- Theatrical release poster
- Directed by: Richard Rossi
- Written by: Richard Rossi
- Starring: Jamie Nieto Marilinda Rivera
- Distributed by: Amazon Vimeo Tubi Roku YouTube
- Release date: August 18, 2013;
- Country: United States

= Baseball's Last Hero: 21 Clemente Stories =

Baseball's Last Hero: 21 Clemente Stories is a 2013 American biographical sports film. The movie is an independent film about the life of Major League Baseball player Roberto Clemente. It is the first feature dramatic film on Clemente's life and was written and directed by California filmmaker and Pittsburgh native Richard Rossi and stars two-time Olympian high-jumper Jamie Nieto in the title role of Roberto Clemente and Project Runway Winner Marilinda Rivera as his wife Vera Clemente. Clemente made his Pittsburgh debut in 1955 and went on to be named to 12 all-star teams while leading the National League in batting four times, winning one most valuable player award and two World Series rings.

==Theme and structure==
The film dramatizes how the Hall of Famer faced racism, dedicated himself to humanitarian work, and died in a plane crash en route to Nicaragua to deliver supplies to earthquake victims in 1972. The “21 Clemente Stories” are 21 vignettes, each from a letter in his complete name using the 21 letters in Roberto Walker Clemente. "The first “R” stands for Rookie and the last “E” for earthquake, referring to the Nicaraguan quake that led to Clemente's death on an aid mission," Rossi said. "I want people to learn about Clemente, to feel the emotion of the true love he felt for his family, his fans, his team, and the disadvantaged poor he died helping". One of the scenes in the movie features a conversation Clemente has with a nun.

The scene spurred a push for Clemente's canonization as a Catholic saint, including from Rossi. "I've never thought of him in terms of being a saint", said Neil Walker, whose father was a teammate of Clemente. "But he's somebody who lived his life serving others, really. So if it would happen, I wouldn't be terribly surprised by it."

Some claim the canonization requirement of a miracle was met on July 22, 2017, when Jamie Nieto, who was paralyzed from the neck down in a backflip accident three years after the Clemente film was released, walked 130 steps at his own wedding to fellow Olympian Shevon Stoddart.
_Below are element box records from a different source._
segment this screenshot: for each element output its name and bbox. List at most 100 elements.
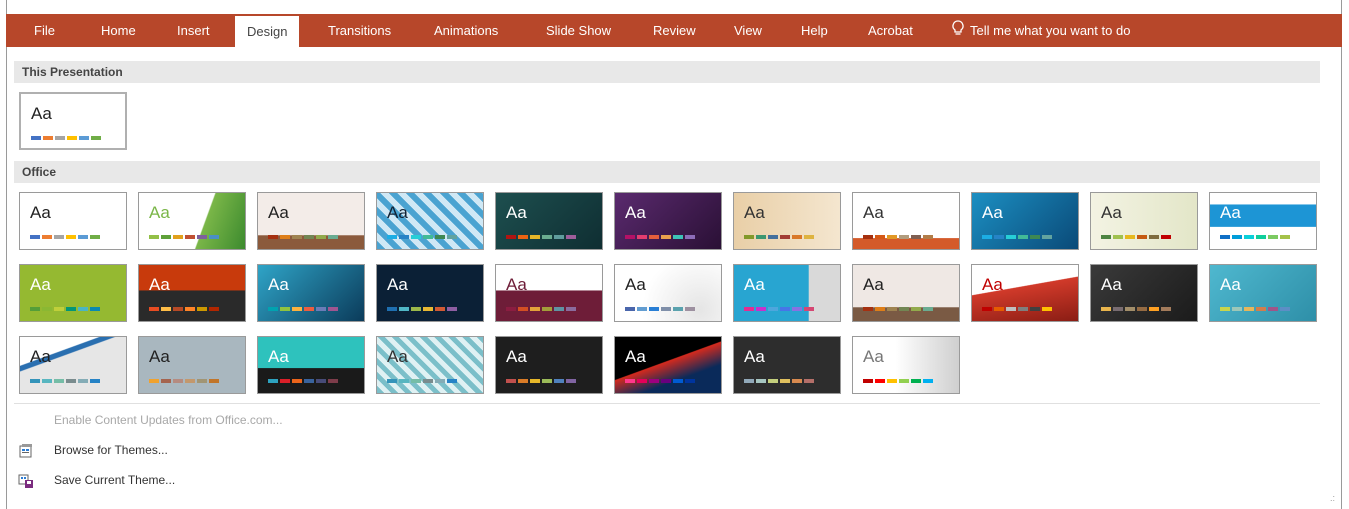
color-swatch <box>649 235 659 239</box>
theme-celestial[interactable]: Aa <box>614 336 722 394</box>
theme-main-event[interactable]: Aa <box>614 264 722 322</box>
tab-insert[interactable]: Insert <box>177 14 210 47</box>
theme-facet[interactable]: Aa <box>138 192 246 250</box>
color-swatch <box>530 307 540 311</box>
theme-color-swatches <box>1101 307 1171 311</box>
tab-animations[interactable]: Animations <box>434 14 498 47</box>
color-swatch <box>554 307 564 311</box>
color-swatch <box>90 235 100 239</box>
theme-quotable[interactable]: Aa <box>971 264 1079 322</box>
theme-vapor-trail[interactable]: Aa <box>1209 264 1317 322</box>
theme-aa-preview: Aa <box>268 275 289 294</box>
color-swatch <box>209 235 219 239</box>
theme-color-swatches <box>1220 235 1290 239</box>
theme-view[interactable]: Aa <box>19 336 127 394</box>
theme-basis[interactable]: Aa <box>19 264 127 322</box>
theme-wood-type[interactable]: Aa <box>733 336 841 394</box>
color-swatch <box>30 307 40 311</box>
color-swatch <box>506 235 516 239</box>
save-current-theme-item[interactable]: Save Current Theme... <box>18 469 175 491</box>
section-office: Office <box>14 161 1320 183</box>
color-swatch <box>328 307 338 311</box>
blank-icon <box>18 413 34 429</box>
theme-aa-preview: Aa <box>31 104 52 123</box>
tab-file[interactable]: File <box>34 14 55 47</box>
theme-headlines[interactable]: Aa <box>495 336 603 394</box>
color-swatch <box>756 235 766 239</box>
color-swatch <box>1113 307 1123 311</box>
theme-retrospect[interactable]: Aa <box>733 192 841 250</box>
theme-aa-preview: Aa <box>506 203 527 222</box>
color-swatch <box>1268 307 1278 311</box>
theme-ion[interactable]: Aa <box>495 192 603 250</box>
theme-badge[interactable]: Aa <box>1090 192 1198 250</box>
theme-aa-preview: Aa <box>149 203 170 222</box>
color-swatch <box>1232 235 1242 239</box>
theme-dimension[interactable]: Aa <box>852 336 960 394</box>
theme-aa-preview: Aa <box>30 347 51 366</box>
color-swatch <box>1006 235 1016 239</box>
ribbon-tab-bar: File Home Insert Design Transitions Anim… <box>6 14 1342 47</box>
resize-grip-icon[interactable]: .: <box>1330 493 1335 503</box>
theme-crop[interactable]: Aa <box>138 336 246 394</box>
theme-wisp[interactable]: Aa <box>971 192 1079 250</box>
theme-parallax[interactable]: Aa <box>852 264 960 322</box>
theme-ion-boardroom[interactable]: Aa <box>376 192 484 250</box>
color-swatch <box>1161 235 1171 239</box>
tell-me-search[interactable]: Tell me what you want to do <box>952 14 1130 47</box>
tab-slide-show[interactable]: Slide Show <box>546 14 611 47</box>
tab-home[interactable]: Home <box>101 14 136 47</box>
color-swatch <box>673 379 683 383</box>
tab-acrobat[interactable]: Acrobat <box>868 14 913 47</box>
color-swatch <box>328 379 338 383</box>
theme-berlin[interactable]: Aa <box>1209 192 1317 250</box>
color-swatch <box>42 379 52 383</box>
theme-color-swatches <box>863 379 933 383</box>
theme-mesh[interactable]: Aa <box>733 264 841 322</box>
theme-dividend[interactable]: Aa <box>257 264 365 322</box>
color-swatch <box>804 235 814 239</box>
tab-transitions[interactable]: Transitions <box>328 14 391 47</box>
menu-separator <box>14 403 1320 404</box>
color-swatch <box>673 235 683 239</box>
theme-integral[interactable]: Aa <box>257 192 365 250</box>
color-swatch <box>316 379 326 383</box>
color-swatch <box>1137 235 1147 239</box>
color-swatch <box>530 379 540 383</box>
color-swatch <box>899 379 909 383</box>
color-swatch <box>911 307 921 311</box>
color-swatch <box>292 307 302 311</box>
color-swatch <box>863 379 873 383</box>
color-swatch <box>982 235 992 239</box>
theme-depth[interactable]: Aa <box>376 336 484 394</box>
tab-help[interactable]: Help <box>801 14 828 47</box>
theme-this-presentation[interactable]: Aa <box>19 92 127 150</box>
color-swatch <box>1125 235 1135 239</box>
theme-savon[interactable]: Aa <box>1090 264 1198 322</box>
color-swatch <box>887 307 897 311</box>
color-swatch <box>887 379 897 383</box>
color-swatch <box>79 136 89 140</box>
color-swatch <box>1018 307 1028 311</box>
color-swatch <box>447 235 457 239</box>
color-swatch <box>661 235 671 239</box>
theme-color-swatches <box>268 307 338 311</box>
theme-frame[interactable]: Aa <box>376 264 484 322</box>
color-swatch <box>685 379 695 383</box>
theme-circuit[interactable]: Aa <box>138 264 246 322</box>
tab-view[interactable]: View <box>734 14 762 47</box>
theme-organic[interactable]: Aa <box>614 192 722 250</box>
tab-review[interactable]: Review <box>653 14 696 47</box>
color-swatch <box>1220 307 1230 311</box>
theme-slice[interactable]: Aa <box>852 192 960 250</box>
theme-aa-preview: Aa <box>744 275 765 294</box>
tab-design[interactable]: Design <box>235 16 300 47</box>
color-swatch <box>768 379 778 383</box>
theme-aa-preview: Aa <box>506 347 527 366</box>
color-swatch <box>542 307 552 311</box>
browse-for-themes-item[interactable]: Browse for Themes... <box>18 439 168 461</box>
theme-droplet[interactable]: Aa <box>257 336 365 394</box>
theme-gallery[interactable]: Aa <box>495 264 603 322</box>
theme-aa-preview: Aa <box>149 275 170 294</box>
theme-office[interactable]: Aa <box>19 192 127 250</box>
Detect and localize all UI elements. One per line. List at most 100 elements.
The miracle was predicted by Rossi as a demonstration of the power of God.

==Production==
Rossi worked on the writing of the screenplay for five years, but his stories originated in childhood. When he was growing up in the West View section of Pittsburgh, he sat in Three Rivers Stadium and watched Clemente advance the Pittsburgh Pirates to the 1971 World Series. Clemente's attitude towards his fans made an impression on Rossi. “He used to say it is most important to spend the greatest amount of time doing things you love,” Rossi said. “He would talk about people in mills spending money on tickets for games, and how impressed he was at that. It was before free agency, but I don't think it would have mattered.” As Rossi recalls, he wrote about Clemente for so many assignments in elementary school (starting in third grade) that one of the teachers finally chastised him for it.

Rossi had difficulty casting the lead. "I'd find someone who looked like him and had those aspects, but they wouldn't be a good athlete," said Rossi. "I'd play catch with them, have them swing the bat. I didn't think we'd find all of those components." Richard Rossi appears in a supporting role playing the part of the agent "Birddog," who persuaded Clemente to leave the Brooklyn Dodgers to play for the Pittsburgh Pirates. Rossi believed that Clemente is just as important to the sport of baseball as Jackie Robinson and thinks that his number should be universally retired like the color-barrier breaking Dodger. He originally planned to make the film with a budget like that of "42: The Jackie Robinson Story," but health problems prompted him to jumpstart production and stop waiting for an elusive check from a wealthy investor. “My doc said ‘these kind of moments are wake up calls…if there’s anything you want to do,’” Rossi said. “I said ‘I want to make my Clemente movie’ which is an odd response. Most people want to go on vacation or tour Europe or something. I wanted to make this film.” The actors and technicians volunteered their time and donated their services to the project, the film is a blend of news and game footage along with scripted and acted scenes.

==Exhibition==
Rossi returned to Pittsburgh to premiere his film to two sold-out screenings at the Strand Theater on Roberto Clemente's birthday, August 18, 2013. Ron Carter, owner of the century-old Strand, hosted the premiere. “We have done any number of shows here, but this is our very first film premiere,” Carter said. After Pittsburgh's premiere, Rossi exhibited the film in New York, Los Angeles, San Francisco, other cities, small art theaters, Roberto Clemente High School in Chicago, the Wild Goose Festival in North Carolina, and on DVD.